Losing balance between "what" and "how." We are also a very goal-oriented culture, where status and success are paramount. We're proud when we're at the top of our game, and when others see we're there. But we probably don't spend enough time considering how we got there. Jennifer Robin, coauthor of The Great Workplace: How to Build It, How to Keep It, and Why It Matters, and research fellow with the Great Place to Work Institute, tells us that in great workplaces, rather than focusing exclusively on goals--the "what" of success--leaders also take time to focus on process--the "how." Like management and leadership, or tactics and strategy, both are necessary, and so is paying attention to both. Attending to how goals are achieved, rather than the goals themselves, builds strong relationships and solid business acumen--and knowing how we achieved what we achieved (or failed to) can educate us about the real basis of our success.

The Failure Paradox
While every great leader makes mistakes, it's just as true that there are only a limited number of mistakes you can make before proving yourself an unworthy leader--you can only fall off the corporate ladder so many times before your climb is finished. And the higher you get, the more severe the fall, and the more failure becomes unthinkable. This is where the downward spiral can begin, of "winning" at all costs--even if it means hiding mistakes, blaming subordinates, and even lying, as in the case of Ken Lay.
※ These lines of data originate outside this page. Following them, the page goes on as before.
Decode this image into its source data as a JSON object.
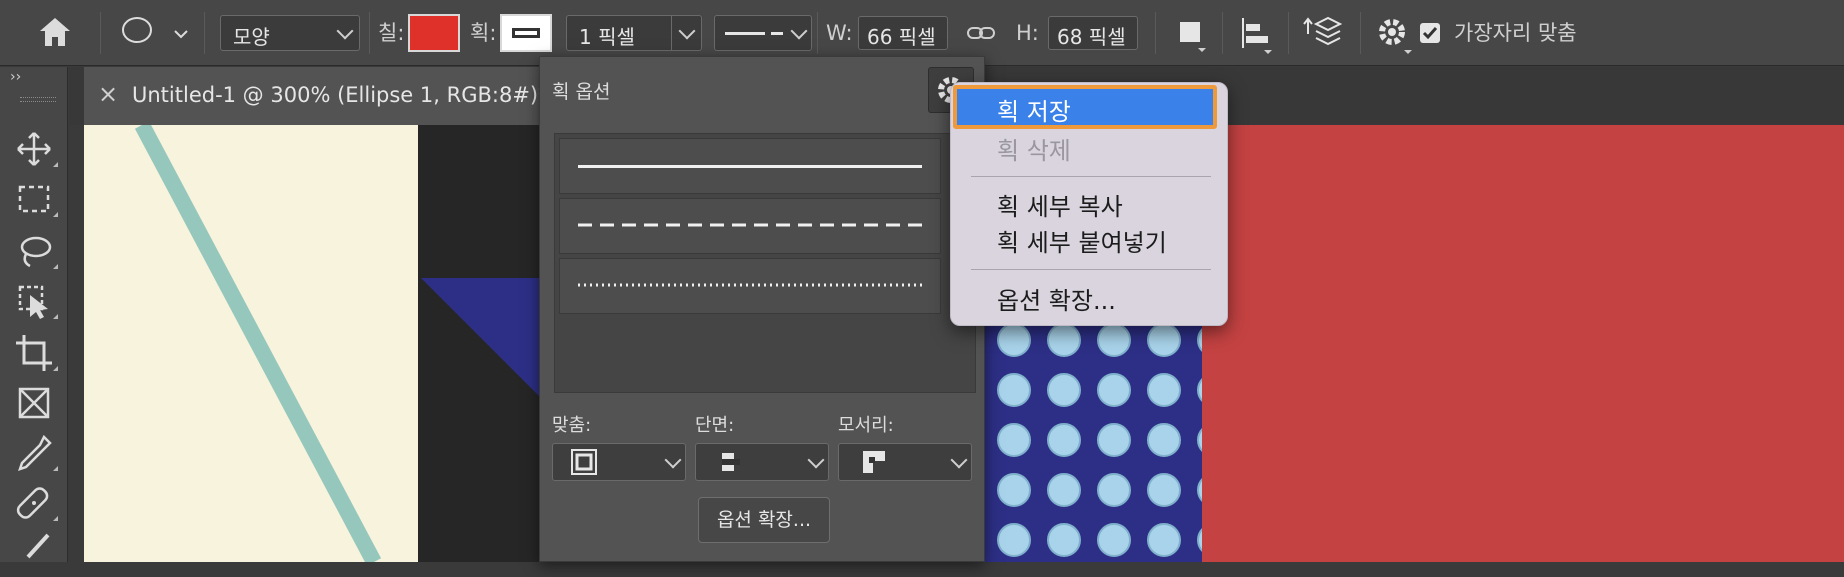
{
  "options_bar": {
    "shape_mode": "모양",
    "fill_label": "칠:",
    "fill_color": "#e0302a",
    "stroke_label": "획:",
    "stroke_width": "1 픽셀",
    "w_label": "W:",
    "w_value": "66 픽셀",
    "h_label": "H:",
    "h_value": "68 픽셀",
    "align_edges_label": "가장자리 맞춤",
    "align_edges_checked": true
  },
  "document_tab": {
    "close_glyph": "×",
    "title": "Untitled-1 @ 300% (Ellipse 1, RGB:8#)*"
  },
  "stroke_options_panel": {
    "title": "획 옵션",
    "styles": [
      "solid",
      "dashed",
      "dotted"
    ],
    "align_label": "맞춤:",
    "caps_label": "단면:",
    "corners_label": "모서리:",
    "more_options_button": "옵션 확장..."
  },
  "context_menu": {
    "items": [
      {
        "label": "획 저장",
        "state": "highlighted"
      },
      {
        "label": "획 삭제",
        "state": "disabled"
      },
      {
        "label": "획 세부 복사",
        "state": "normal"
      },
      {
        "label": "획 세부 붙여넣기",
        "state": "normal"
      },
      {
        "label": "옵션 확장...",
        "state": "normal"
      }
    ]
  },
  "colors": {
    "canvas_cream": "#f7f3dc",
    "canvas_red": "#c44242",
    "canvas_navy": "#2d2f86",
    "teal_stroke": "#96c7bd",
    "menu_highlight": "#3a81ea",
    "focus_ring": "#ee9a3c"
  }
}
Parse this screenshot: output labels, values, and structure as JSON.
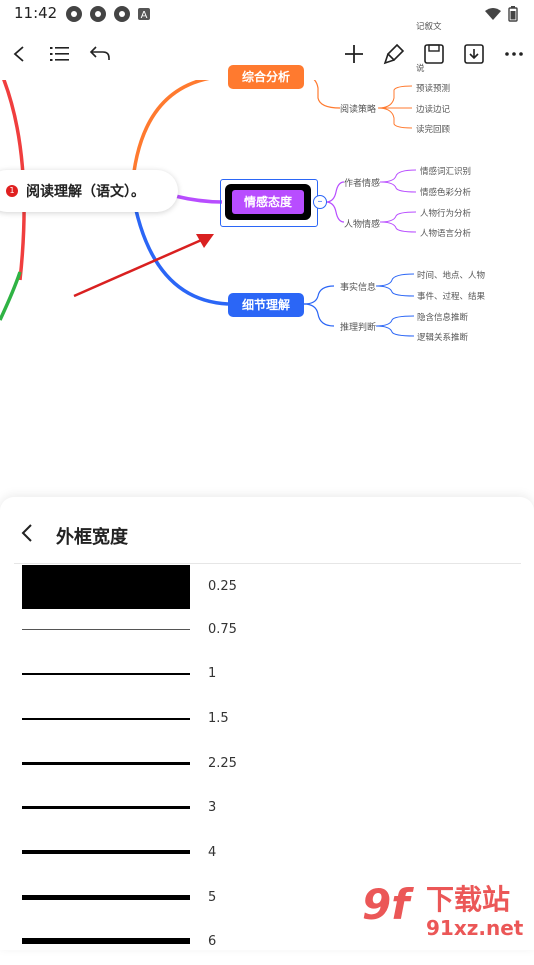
{
  "status_bar": {
    "time": "11:42",
    "notif_letter": "A"
  },
  "toolbar": {
    "icons": [
      "back-icon",
      "outline-list-icon",
      "undo-icon",
      "add-icon",
      "paint-brush-icon",
      "save-icon",
      "download-icon",
      "more-icon"
    ]
  },
  "mindmap": {
    "root": "阅读理解（语文）。",
    "root_badge": "1",
    "branches": [
      {
        "label": "综合分析",
        "color": "#FF7A2F",
        "children": [
          {
            "label": "",
            "leaves": [
              "记叙文",
              "说"
            ]
          },
          {
            "label": "阅读策略",
            "leaves": [
              "预读预测",
              "边读边记",
              "读完回顾"
            ]
          }
        ]
      },
      {
        "label": "情感态度",
        "color": "#B84DFF",
        "children": [
          {
            "label": "作者情感",
            "leaves": [
              "情感词汇识别",
              "情感色彩分析"
            ]
          },
          {
            "label": "人物情感",
            "leaves": [
              "人物行为分析",
              "人物语言分析"
            ]
          }
        ]
      },
      {
        "label": "细节理解",
        "color": "#2B66F6",
        "children": [
          {
            "label": "事实信息",
            "leaves": [
              "时间、地点、人物",
              "事件、过程、结果"
            ]
          },
          {
            "label": "推理判断",
            "leaves": [
              "隐含信息推断",
              "逻辑关系推断"
            ]
          }
        ]
      }
    ],
    "collapse_symbol": "–"
  },
  "sheet": {
    "title": "外框宽度",
    "widths": [
      "0.25",
      "0.75",
      "1",
      "1.5",
      "2.25",
      "3",
      "4",
      "5",
      "6"
    ]
  },
  "watermark": {
    "big_text": "下载站",
    "url": "91xz.net",
    "logo": "9f"
  }
}
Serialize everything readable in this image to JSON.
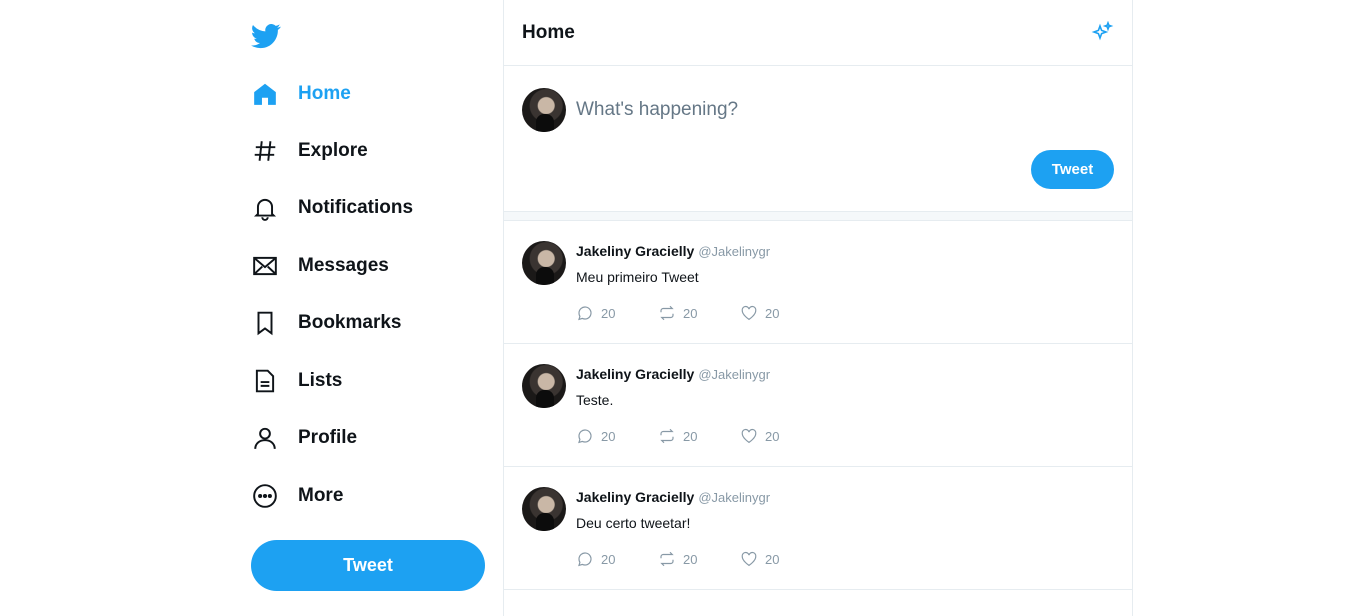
{
  "sidebar": {
    "items": [
      {
        "label": "Home",
        "icon": "home-icon",
        "active": true
      },
      {
        "label": "Explore",
        "icon": "hashtag-icon"
      },
      {
        "label": "Notifications",
        "icon": "bell-icon"
      },
      {
        "label": "Messages",
        "icon": "envelope-icon"
      },
      {
        "label": "Bookmarks",
        "icon": "bookmark-icon"
      },
      {
        "label": "Lists",
        "icon": "list-document-icon"
      },
      {
        "label": "Profile",
        "icon": "user-icon"
      },
      {
        "label": "More",
        "icon": "more-circle-icon"
      }
    ],
    "tweet_button": "Tweet"
  },
  "header": {
    "title": "Home"
  },
  "composer": {
    "placeholder": "What's happening?",
    "tweet_button": "Tweet"
  },
  "tweets": [
    {
      "name": "Jakeliny Gracielly",
      "handle": "@Jakelinygr",
      "text": "Meu primeiro Tweet",
      "replies": "20",
      "retweets": "20",
      "likes": "20"
    },
    {
      "name": "Jakeliny Gracielly",
      "handle": "@Jakelinygr",
      "text": "Teste.",
      "replies": "20",
      "retweets": "20",
      "likes": "20"
    },
    {
      "name": "Jakeliny Gracielly",
      "handle": "@Jakelinygr",
      "text": "Deu certo tweetar!",
      "replies": "20",
      "retweets": "20",
      "likes": "20"
    }
  ],
  "colors": {
    "accent": "#1da1f2",
    "text": "#0f1419",
    "muted": "#8899a6",
    "border": "#e6ecf0"
  }
}
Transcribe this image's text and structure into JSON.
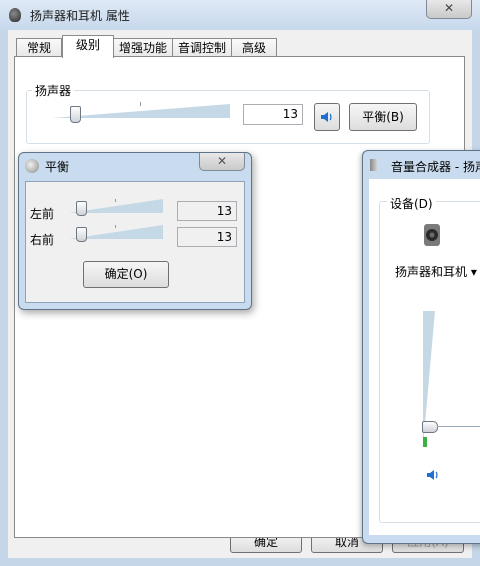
{
  "main_window": {
    "title": "扬声器和耳机 属性",
    "close_glyph": "✕",
    "tabs": [
      {
        "label": "常规"
      },
      {
        "label": "级别"
      },
      {
        "label": "增强功能"
      },
      {
        "label": "音调控制"
      },
      {
        "label": "高级"
      }
    ],
    "active_tab": "级别",
    "speaker_group": {
      "label": "扬声器",
      "level": 13,
      "level_text": "13",
      "mute_icon": "speaker-icon",
      "balance_button": "平衡(B)"
    },
    "buttons": {
      "ok": "确定",
      "cancel": "取消",
      "apply": "应用(A)"
    }
  },
  "balance_dialog": {
    "title": "平衡",
    "close_glyph": "✕",
    "channels": [
      {
        "label": "左前",
        "value": 13,
        "value_text": "13"
      },
      {
        "label": "右前",
        "value": 13,
        "value_text": "13"
      }
    ],
    "ok_button": "确定(O)"
  },
  "mixer_window": {
    "title": "音量合成器 - 扬声",
    "device_group_label": "设备(D)",
    "device_name": "扬声器和耳机 ▾",
    "device_icon": "speaker-device-icon",
    "mute_icon": "speaker-icon",
    "volume": 13
  },
  "colors": {
    "titlebar": "#c9dbee",
    "track": "#c5d8e6",
    "accent_blue": "#1f6fd1"
  }
}
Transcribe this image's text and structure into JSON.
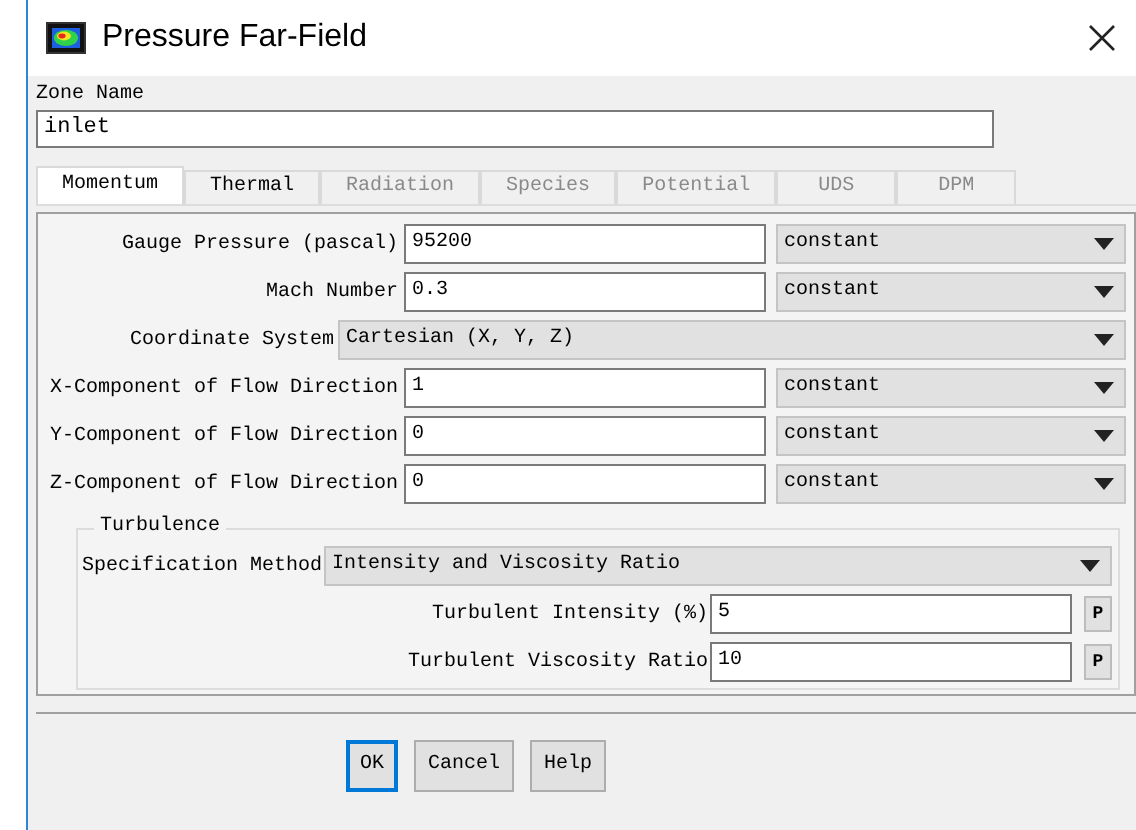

 At a certain level, failure is not an option. And yet, in order to succeed we need to know failure. This is the failure paradox.
There is a way around the problem, and it's right in front of us. We'll all make our own mistakes, true, and hopefully we will learn from them. But the real opportunity comes when we are able to learn from others' mistakes before we are confronted with similar challenges ourselves; we can literally learn the lessons without paying the price. And this perspective is starting to gain significant momentum.

Great leaders have the innate ability to learn lessons from their own mistakes, as well as mistakes from others. Jerry Shaheen, a member of the Board of Directors for Ford Motor Company, told us "the ability to recognize and learn from one's own mistakes is the first step to becoming a great leader." He continued," But the ability to learn from others' mistakes is not only critical to successful leadership . . . it is genius."